Sayısal verilerden yola çıkarsam bu alanda oldukça az erkek mevcut. Bunun farklı sebepleri var: Bu alanın itibarsızlaştırılması, ayrıcalıkları tehdit ettiği için değersiz addedilmesi ve direkt olarak zayıflatılması. Zayıflatılmasına örnek olarak bu alana ulaşımın ve etkinliklerin gerçekleştirilmesinin zorlaştırılması, maddi desteğin kesilmesi gibi şeyler verilebilir. Böyle algılandığı için de uzak duruluyor. Diğer bir sebep de en “elverişli” (sistematik ayrıcalıklarını en kolay şekilde tahakküme dönüştürebilen) potansiyel şiddet öznesi olarak bu alanda var olmak zor bir şey ki bunu negatif bir şey olarak görmüyorum. Çünkü tahakküm altındaki özneler tarafından oluşturulmuş bir alan ve siz iktidar öznesi olarak yoğrulduğunuz (yüzyıllardır süren erkek egemen sistem içerisindeki ayrıcalıklı konum üzerinden sosyalize olmayı kastediyorum) toksisite ile bu alana girdiğinizde güvenli alanları bozuşturabiliyorsunuz (bu nedenle erkekliği sağaltılması gereken bir kimlik olarak görüyorum). Bu alanda çalışan heteroseksüel cis-gender erkeklerin varlığı bu nedenle oldukça sınırlı. Deneyimlerimin çerçevesinde konuşacak olursam, kendini erkek olarak tanımlayıp bu alanda çalışan kişiler çoğunlukla LGBTIQA+ oluyor ki bu da aslında eril iktidarın tahakküm altına aldığı kesişimde.

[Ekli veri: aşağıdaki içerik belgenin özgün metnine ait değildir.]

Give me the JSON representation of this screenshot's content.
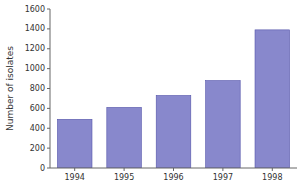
{
  "chart_data": {
    "type": "bar",
    "categories": [
      "1994",
      "1995",
      "1996",
      "1997",
      "1998"
    ],
    "values": [
      490,
      610,
      730,
      880,
      1390
    ],
    "color": "#8888cc",
    "ylabel": "Number of isolates",
    "ylim": [
      0,
      1600
    ],
    "yticks": [
      0,
      200,
      400,
      600,
      800,
      1000,
      1200,
      1400,
      1600
    ],
    "grid": false
  }
}
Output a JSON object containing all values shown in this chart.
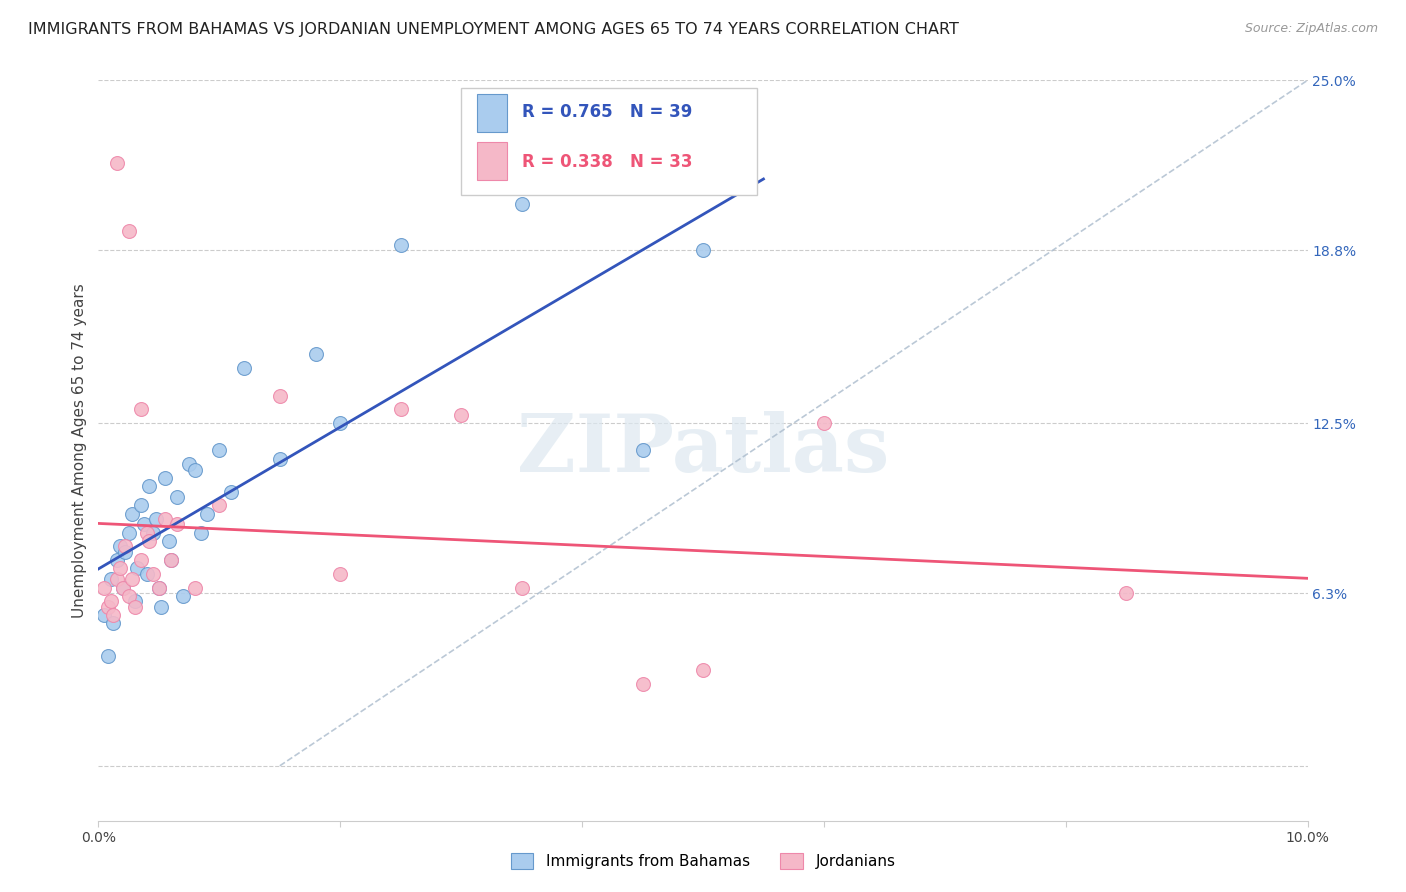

Erkeklerin katılımcı konumda olduğu yerlerde sayılarının az olması aslında alanda da neden az olduklarını anlamamıza yardımcı oluyor. İktidar düşünme şeklimizden hislerimize kadar o kadar çok alana sinmiş, tesir etmiş ki düşünce akışımız sık sık engellerle karşılaşıyor. Bu aslında toksisiteyi sağaltmak için önemli bir fırsat fakat her türlü toplumsal kurumun beslediği düşünce akışını yıkmak çok zor oluyor. Örneğin lise öğrencileri ile yaptığım bir toplumsal cinsiyet eğitiminde “Feminizm sizce ne demek?” diye sorduğumda direkt olarak erkek düşmanlığı, erkekleri öldürmek isteyen kadınlar gibi cevaplar vermişti katılımcı erkek lise öğrencileri. Yetişkinlerle yaptığım benzer bir eğitimde yine yetişkin erkek katılımcılar sık sık üzerine kendilerinin bile çok düşünmediği fakat endoktrine edilmiş, öz’e atfedilen söylemlerde bulunmuşlardı (kadının daha güçsüz olması, iradesinin daha zayıf olması, erkeklerin yönetme gücünü doğuştan barındırması gibi).

Az önce de belirttiğim gibi toplumsal cinsiyet eşitliği çalışmaları, hem farkındalığı artırmak hem de erkek egemen sistemin endoktrinasyonundan uzaklaşmak için çok kritik bir alan. Erkekler için ekstra önemli bir hale geliyor öznelliklerinin konumsallığı itibarıyla. Bu nedenle bu tür çalışmalara/etkinliklere ulaşım herkes için daha ulaşılabilir kılınmalıdır.


 

Toplumsal Cinsiyet Eşitsizliğinin Birey ve Toplum Üzerindeki Etkileri

Toplumsal cinsiyeti, diğer birçok alanla kesişim içerisinde düşünmemiz gerekiyor. Sınıf, ırk, etnisite, din vb. birçok alan toplumsal cinsiyet ile farklı bir şekilde etkileşime girebiliyor ve bu nedenle herkesin toplumsal cinsiyeti nasıl deneyimlediği farklılık gösterebiliyor. Bu nedenle toplumsal cinsiyeti analitik ve/veya teorik bir kategori olarak kullanmamız, erkek egemen sistemin işleyiş mekanizmalarını ortaya çıkarmak ve bunları ortadan kaldırmak için çözüm yolları üretmekte bir zorunluluktur.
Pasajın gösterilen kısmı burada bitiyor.